Dentro il Recovery Fund

Tanto per fare un quadro sul Recovery: ad oggi sono solo 20 Paesi su 27 che hanno ratificato la decisione sulle risorse proprie. Che cos’è questa cosa di cui nessuno parla? È la decisione di mettere nuove tasse sui cittadini europei: plastic tax, web tax, digital tax, ecc… Mettere queste nuove tasse che dovranno servire a onorare il debito, pagare gli interessi. Quello che va saputo è che finché tutti i 27 Stati non avranno ratificato queste decisione, non si potrà emettere nessun titolo da parte della Commissione europea, non si potrà raccogliere un singolo euro sul mercato, non si potrà dare un singolo euro agli Stati membri.

Quindi da un lato ‘che fretta c’era maledetta primavera’, la scadenza del 30 aprile era assolutamente ordinatoria e non perentoria. Dall’altra parliamoci chiaro: se un piano di aiuti che deve aiutarci e sollevarci dalla pandemia, arriva a pandemia conclusa è chiaro che non serve a questo. E se non serve a questo, serve a qualche altra cosa. Serve a creare un debito comune, lo ha detto Gentiloni in audizione, perché l’esistenza di un debito europeo per raccogliere risorse giustificherà poi ulteriori spostamenti di potere in positivo a livello europeo. Cioè l’Europa dirà: noi vi abbiamo aiutato facendovi indebitare, adesso dovete restituirci i debiti e quindi vi tassiamo. Un caso simpatico di ‘taxation without representation’: si torna indietro di un paio di secoli”.

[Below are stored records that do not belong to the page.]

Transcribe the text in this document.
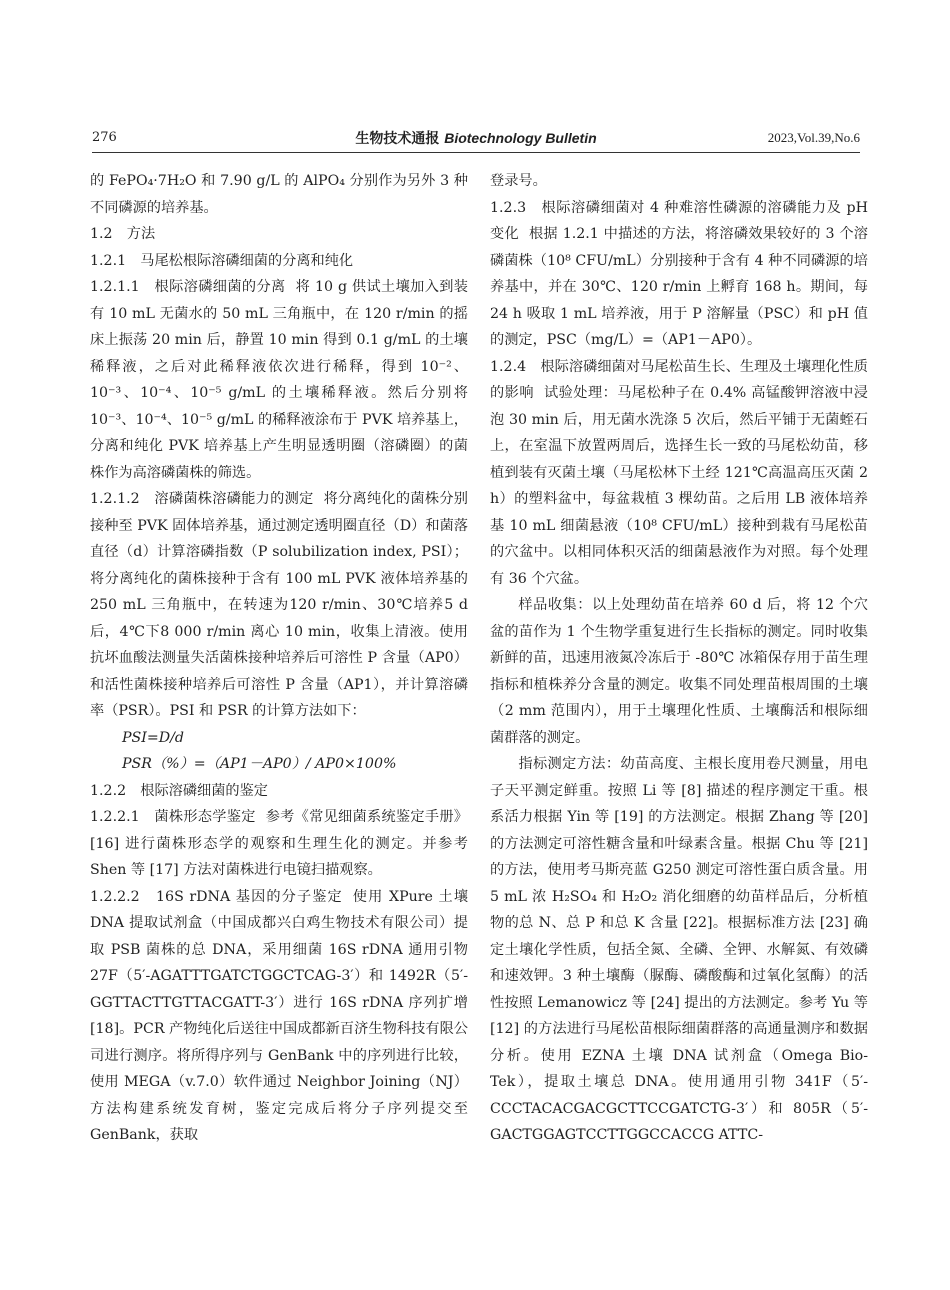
276	生物技术通报 Biotechnology Bulletin	2023,Vol.39,No.6

的 FePO₄·7H₂O 和 7.90 g/L 的 AlPO₄ 分别作为另外 3 种不同磷源的培养基。

1.2　方法

1.2.1　马尾松根际溶磷细菌的分离和纯化

1.2.1.1　根际溶磷细菌的分离 将 10 g 供试土壤加入到装有 10 mL 无菌水的 50 mL 三角瓶中，在 120 r/min 的摇床上振荡 20 min 后，静置 10 min 得到 0.1 g/mL 的土壤稀释液，之后对此稀释液依次进行稀释，得到 10⁻²、10⁻³、10⁻⁴、10⁻⁵ g/mL 的土壤稀释液。然后分别将 10⁻³、10⁻⁴、10⁻⁵ g/mL 的稀释液涂布于 PVK 培养基上，分离和纯化 PVK 培养基上产生明显透明圈（溶磷圈）的菌株作为高溶磷菌株的筛选。

1.2.1.2　溶磷菌株溶磷能力的测定 将分离纯化的菌株分别接种至 PVK 固体培养基，通过测定透明圈直径（D）和菌落直径（d）计算溶磷指数（P solubilization index, PSI）；将分离纯化的菌株接种于含有 100 mL PVK 液体培养基的 250 mL 三角瓶中，在转速为120 r/min、30℃培养5 d后，4℃下8 000 r/min 离心 10 min，收集上清液。使用抗坏血酸法测量失活菌株接种培养后可溶性 P 含量（AP0）和活性菌株接种培养后可溶性 P 含量（AP1），并计算溶磷率（PSR）。PSI 和 PSR 的计算方法如下：

PSI=D/d

PSR（%）=（AP1－AP0）/ AP0×100%

1.2.2　根际溶磷细菌的鉴定

1.2.2.1　菌株形态学鉴定 参考《常见细菌系统鉴定手册》[16] 进行菌株形态学的观察和生理生化的测定。并参考 Shen 等 [17] 方法对菌株进行电镜扫描观察。

1.2.2.2　16S rDNA 基因的分子鉴定 使用 XPure 土壤 DNA 提取试剂盒（中国成都兴白鸡生物技术有限公司）提取 PSB 菌株的总 DNA，采用细菌 16S rDNA 通用引物 27F（5′-AGATTTGATCTGGCTCAG-3′）和 1492R（5′-GGTTACTTGTTACGATT-3′）进行 16S rDNA 序列扩增 [18]。PCR 产物纯化后送往中国成都新百济生物科技有限公司进行测序。将所得序列与 GenBank 中的序列进行比较，使用 MEGA（v.7.0）软件通过 Neighbor Joining（NJ）方法构建系统发育树，鉴定完成后将分子序列提交至 GenBank，获取

登录号。

1.2.3　根际溶磷细菌对 4 种难溶性磷源的溶磷能力及 pH 变化 根据 1.2.1 中描述的方法，将溶磷效果较好的 3 个溶磷菌株（10⁸ CFU/mL）分别接种于含有 4 种不同磷源的培养基中，并在 30℃、120 r/min 上孵育 168 h。期间，每 24 h 吸取 1 mL 培养液，用于 P 溶解量（PSC）和 pH 值的测定，PSC（mg/L）=（AP1－AP0）。

1.2.4　根际溶磷细菌对马尾松苗生长、生理及土壤理化性质的影响 试验处理：马尾松种子在 0.4% 高锰酸钾溶液中浸泡 30 min 后，用无菌水洗涤 5 次后，然后平铺于无菌蛭石上，在室温下放置两周后，选择生长一致的马尾松幼苗，移植到装有灭菌土壤（马尾松林下土经 121℃高温高压灭菌 2 h）的塑料盆中，每盆栽植 3 棵幼苗。之后用 LB 液体培养基 10 mL 细菌悬液（10⁸ CFU/mL）接种到栽有马尾松苗的穴盆中。以相同体积灭活的细菌悬液作为对照。每个处理有 36 个穴盆。

样品收集：以上处理幼苗在培养 60 d 后，将 12 个穴盆的苗作为 1 个生物学重复进行生长指标的测定。同时收集新鲜的苗，迅速用液氮冷冻后于 -80℃ 冰箱保存用于苗生理指标和植株养分含量的测定。收集不同处理苗根周围的土壤（2 mm 范围内），用于土壤理化性质、土壤酶活和根际细菌群落的测定。

指标测定方法：幼苗高度、主根长度用卷尺测量，用电子天平测定鲜重。按照 Li 等 [8] 描述的程序测定干重。根系活力根据 Yin 等 [19] 的方法测定。根据 Zhang 等 [20] 的方法测定可溶性糖含量和叶绿素含量。根据 Chu 等 [21] 的方法，使用考马斯亮蓝 G250 测定可溶性蛋白质含量。用 5 mL 浓 H₂SO₄ 和 H₂O₂ 消化细磨的幼苗样品后，分析植物的总 N、总 P 和总 K 含量 [22]。根据标准方法 [23] 确定土壤化学性质，包括全氮、全磷、全钾、水解氮、有效磷和速效钾。3 种土壤酶（脲酶、磷酸酶和过氧化氢酶）的活性按照 Lemanowicz 等 [24] 提出的方法测定。参考 Yu 等 [12] 的方法进行马尾松苗根际细菌群落的高通量测序和数据分析。使用 EZNA 土壤 DNA 试剂盒（Omega Bio-Tek），提取土壤总 DNA。使用通用引物 341F（5′-CCCTACACGACGCTTCCGATCTG-3′）和 805R（5′-GACTGGAGTCCTTGGCCACCG ATTC-
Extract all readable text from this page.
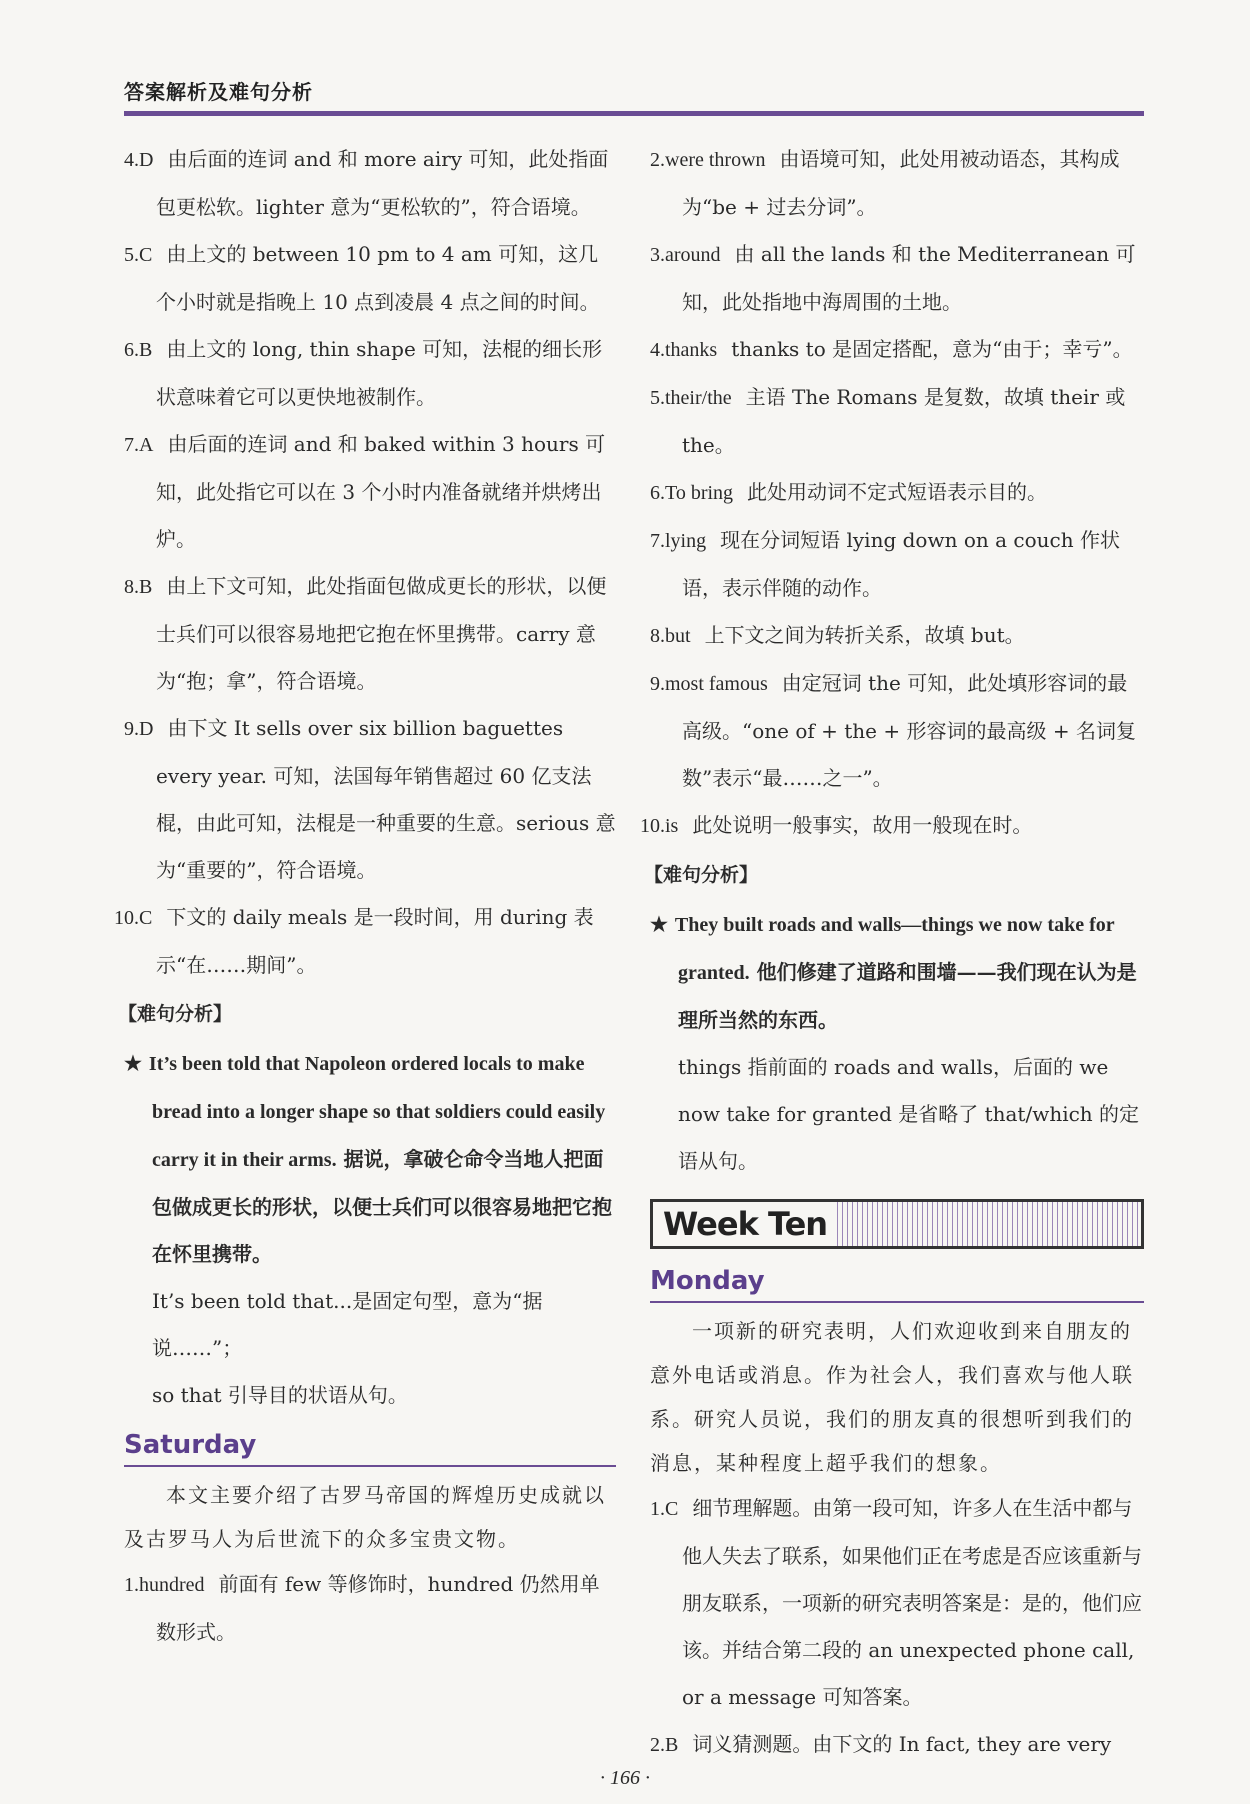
答案解析及难句分析
4.D 由后面的连词 and 和 more airy 可知，此处指面包更松软。lighter 意为“更松软的”，符合语境。
5.C 由上文的 between 10 pm to 4 am 可知，这几个小时就是指晚上 10 点到凌晨 4 点之间的时间。
6.B 由上文的 long, thin shape 可知，法棍的细长形状意味着它可以更快地被制作。
7.A 由后面的连词 and 和 baked within 3 hours 可知，此处指它可以在 3 个小时内准备就绪并烘烤出炉。
8.B 由上下文可知，此处指面包做成更长的形状，以便士兵们可以很容易地把它抱在怀里携带。carry 意为“抱；拿”，符合语境。
9.D 由下文 It sells over six billion baguettes every year. 可知，法国每年销售超过 60 亿支法棍，由此可知，法棍是一种重要的生意。serious 意为“重要的”，符合语境。
10.C 下文的 daily meals 是一段时间，用 during 表示“在……期间”。
【难句分析】
★ It’s been told that Napoleon ordered locals to make bread into a longer shape so that soldiers could easily carry it in their arms. 据说，拿破仑命令当地人把面包做成更长的形状，以便士兵们可以很容易地把它抱在怀里携带。
It’s been told that...是固定句型，意为“据说……”；
so that 引导目的状语从句。
Saturday
本文主要介绍了古罗马帝国的辉煌历史成就以及古罗马人为后世流下的众多宝贵文物。
1.hundred 前面有 few 等修饰时，hundred 仍然用单数形式。
2.were thrown 由语境可知，此处用被动语态，其构成为“be + 过去分词”。
3.around 由 all the lands 和 the Mediterranean 可知，此处指地中海周围的土地。
4.thanks thanks to 是固定搭配，意为“由于；幸亏”。
5.their/the 主语 The Romans 是复数，故填 their 或 the。
6.To bring 此处用动词不定式短语表示目的。
7.lying 现在分词短语 lying down on a couch 作状语，表示伴随的动作。
8.but 上下文之间为转折关系，故填 but。
9.most famous 由定冠词 the 可知，此处填形容词的最高级。“one of + the + 形容词的最高级 + 名词复数”表示“最……之一”。
10.is 此处说明一般事实，故用一般现在时。
【难句分析】
★ They built roads and walls—things we now take for granted. 他们修建了道路和围墙——我们现在认为是理所当然的东西。
things 指前面的 roads and walls，后面的 we now take for granted 是省略了 that/which 的定语从句。
Week Ten
Monday
一项新的研究表明，人们欢迎收到来自朋友的意外电话或消息。作为社会人，我们喜欢与他人联系。研究人员说，我们的朋友真的很想听到我们的消息，某种程度上超乎我们的想象。
1.C 细节理解题。由第一段可知，许多人在生活中都与他人失去了联系，如果他们正在考虑是否应该重新与朋友联系，一项新的研究表明答案是：是的，他们应该。并结合第二段的 an unexpected phone call, or a message 可知答案。
2.B 词义猜测题。由下文的 In fact, they are very
· 166 ·
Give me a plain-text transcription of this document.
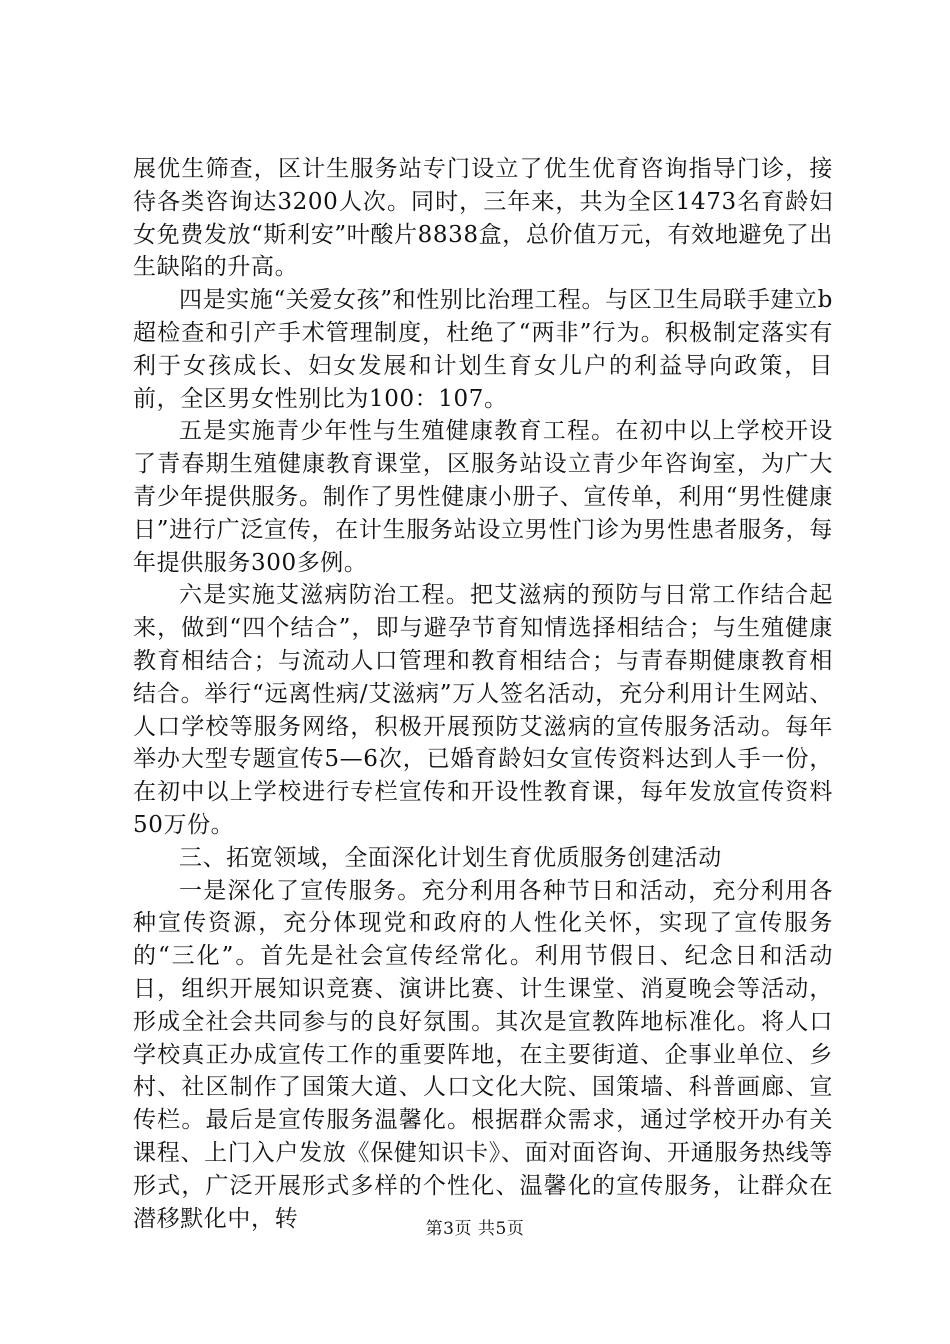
展优生筛查，区计生服务站专门设立了优生优育咨询指导门诊，接待各类咨询达3200人次。同时，三年来，共为全区1473名育龄妇女免费发放“斯利安”叶酸片8838盒，总价值万元，有效地避免了出生缺陷的升高。

四是实施“关爱女孩”和性别比治理工程。与区卫生局联手建立b超检查和引产手术管理制度，杜绝了“两非”行为。积极制定落实有利于女孩成长、妇女发展和计划生育女儿户的利益导向政策，目前，全区男女性别比为100：107。

五是实施青少年性与生殖健康教育工程。在初中以上学校开设了青春期生殖健康教育课堂，区服务站设立青少年咨询室，为广大青少年提供服务。制作了男性健康小册子、宣传单，利用“男性健康日”进行广泛宣传，在计生服务站设立男性门诊为男性患者服务，每年提供服务300多例。

六是实施艾滋病防治工程。把艾滋病的预防与日常工作结合起来，做到“四个结合”，即与避孕节育知情选择相结合；与生殖健康教育相结合；与流动人口管理和教育相结合；与青春期健康教育相结合。举行“远离性病/艾滋病”万人签名活动，充分利用计生网站、人口学校等服务网络，积极开展预防艾滋病的宣传服务活动。每年举办大型专题宣传5—6次，已婚育龄妇女宣传资料达到人手一份，在初中以上学校进行专栏宣传和开设性教育课，每年发放宣传资料50万份。

三、拓宽领域，全面深化计划生育优质服务创建活动

一是深化了宣传服务。充分利用各种节日和活动，充分利用各种宣传资源，充分体现党和政府的人性化关怀，实现了宣传服务的“三化”。首先是社会宣传经常化。利用节假日、纪念日和活动日，组织开展知识竞赛、演讲比赛、计生课堂、消夏晚会等活动，形成全社会共同参与的良好氛围。其次是宣教阵地标准化。将人口学校真正办成宣传工作的重要阵地，在主要街道、企事业单位、乡村、社区制作了国策大道、人口文化大院、国策墙、科普画廊、宣传栏。最后是宣传服务温馨化。根据群众需求，通过学校开办有关课程、上门入户发放《保健知识卡》、面对面咨询、开通服务热线等形式，广泛开展形式多样的个性化、温馨化的宣传服务，让群众在潜移默化中，转	第3页 共5页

“Draghi non mi ha fatto cambiare idea”

Non sarà certo Draghi, né altri, a farmi cambiare idea. Il problema dell’euro non è la sua irreversibilità, ma la sua sostenibilità. Quanto possiamo permetterci una moneta unica che squilibri ne crea. C’è il solito problema che c’è con l’Europa: si spinge avanti nei momenti di crisi perché cerca di imporre un certo tipo di visione ai cittadini dei Paesi. I cittadini dei Paesi hanno il diritto di resistere, noi resistiamo”.

Il rischio di indebitarsi troppo

Torno a dire: come funziona il Recovery? L’Europa prende in prestito e poi dà agli Stati. Dà in prestito, gli Stati si indebitano con l’Europa. Sono obbligati a farlo? No, lo fanno se vogliono. Chi ha deciso di farlo? Solo Italia e Grecia. Tutti gli altri Stati no, o in misura irrisoria. Se noi decidiamo di indebitarci così tanto con l’Unione europea, diamo il segnale di credere che i mercati non abbiano fiducia in noi. È follia! È follia dare un segnale di questo tipo. Io l’ho detto, l’ho messo a verbale, la mia coscienza è a posto. Poi ci sarà la storia che giudicherà”.